The technical regulations require that each car has a twin-circuit hydraulic braking system with two separate reservoirs for the front and rear wheels. This ensures that, even in the event of one complete circuit failure, braking should still be available through the second circuit. The amount of braking power going to the front and rear circuits can be 'biased' by a control in the cockpit, allowing a driver to stabilise handling or take account of falling fuel load. Under normal operation about 60 percent of braking power goes to the front wheels which, because of load transfer under deceleration, take the brunt of the retardation duties (think of what would happen if you tried to slow down a skateboard with a tennis ball on it).
In one area F1 brakes are empirically more advanced than road-car systems: materials. All the cars on the grid now use carbon fibre composite brake discs which save weight and are able to operate at higher temperatures than steel discs. A typical Formula One brake disc weighs about 1.5 kg. These are gripped by special compound brake pads and are capable of running at vast temperatures - anything up to 1,200 degrees Celsius. As such, a huge amount of effort is put into developing brake ducts which not only provide sufficient cooling but which are also aerodynamically efficient.
Speaking of efficiency, Formula One brakes are remarkably efficient. In combination with the modern advanced tyre compounds they have dramatically reduced braking distances. It takes a Formula One car considerably less distance to stop from 160 km/h than a road car uses to stop from 100 km/h. So good are the brakes that the regulations deliberately discourage development through restrictions on materials or design, to prevent even shorter braking distances rendering overtaking all but impossible.

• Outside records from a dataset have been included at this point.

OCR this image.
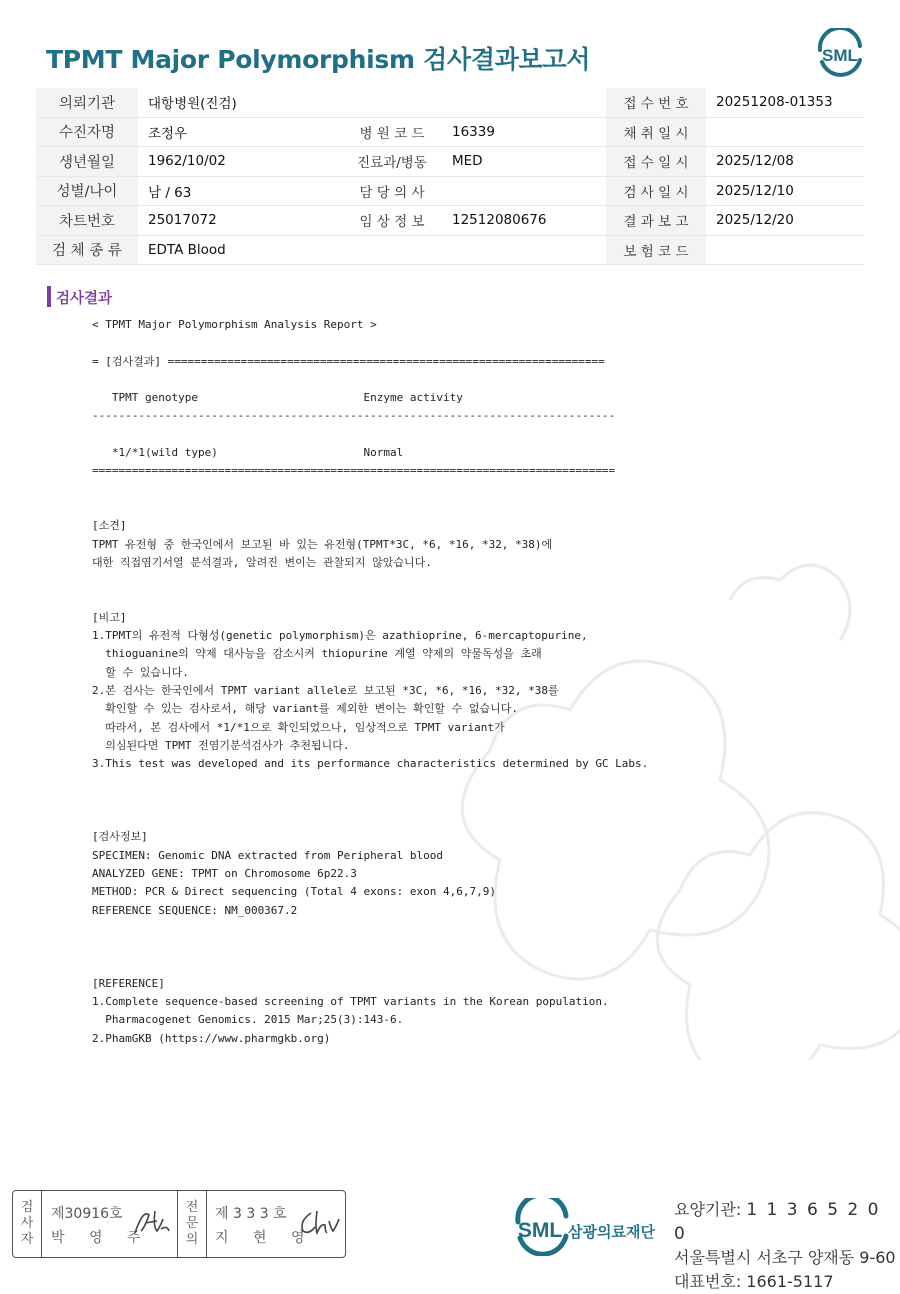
TPMT Major Polymorphism 검사결과보고서	SML
의뢰기관	대항병원(진검)			접 수 번 호	20251208-01353
수진자명	조정우	병 원 코 드	16339	채 취 일 시	
생년월일	1962/10/02	진료과/병동	MED	접 수 일 시	2025/12/08
성별/나이	남 / 63	담 당 의 사		검 사 일 시	2025/12/10
차트번호	25017072	임 상 정 보	12512080676	결 과 보 고	2025/12/20
검 체 종 류	EDTA Blood			보 험 코 드	
검사결과
< TPMT Major Polymorphism Analysis Report >
= [검사결과] ==================================================================
TPMT genotype                         Enzyme activity
-------------------------------------------------------------------------------
*1/*1(wild type)                      Normal
===============================================================================
[소견]
TPMT 유전형 중 한국인에서 보고된 바 있는 유전형(TPMT*3C, *6, *16, *32, *38)에
대한 직접염기서열 분석결과, 알려진 변이는 관찰되지 않았습니다.
[비고]
1.TPMT의 유전적 다형성(genetic polymorphism)은 azathioprine, 6-mercaptopurine,
thioguanine의 약제 대사능을 감소시켜 thiopurine 계열 약제의 약물독성을 초래
할 수 있습니다.
2.본 검사는 한국인에서 TPMT variant allele로 보고된 *3C, *6, *16, *32, *38를
확인할 수 있는 검사로서, 해당 variant를 제외한 변이는 확인할 수 없습니다.
따라서, 본 검사에서 *1/*1으로 확인되었으나, 임상적으로 TPMT variant가
의심된다면 TPMT 전염기분석검사가 추천됩니다.
3.This test was developed and its performance characteristics determined by GC Labs.
[검사정보]
SPECIMEN: Genomic DNA extracted from Peripheral blood
ANALYZED GENE: TPMT on Chromosome 6p22.3
METHOD: PCR & Direct sequencing (Total 4 exons: exon 4,6,7,9)
REFERENCE SEQUENCE: NM_000367.2
[REFERENCE]
1.Complete sequence-based screening of TPMT variants in the Korean population.
Pharmacogenet Genomics. 2015 Mar;25(3):143-6.
2.PhamGKB (https://www.pharmgkb.org)
검
사
자
제30916호
박 영 주
전
문
의
제 3 3 3 호
지 현 영	SML 삼광의료재단
요양기관: 1 1 3 6 5 2 0 0
서울특별시 서초구 양재동 9-60
대표번호: 1661-5117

Of course, the brake system on a Formula One car isn’t just responsible for scrubbing off speed – it’s also indirectly responsible for providing additional power, in as much as kinetic energy generated under braking (which would otherwise escape as heat) is converted into electrical energy and returned to the power train by the car’s sophisticated Energy Recovery Systems (ERS). In fact, ERS has led to several changes to the braking system of an F1 car, such is its powerful effect on the rear axle. Since 2014, teams have been allowed to implement electronically-controlled rear brake systems so that the drivers are able to maintain a reasonable level of balance and stability under braking.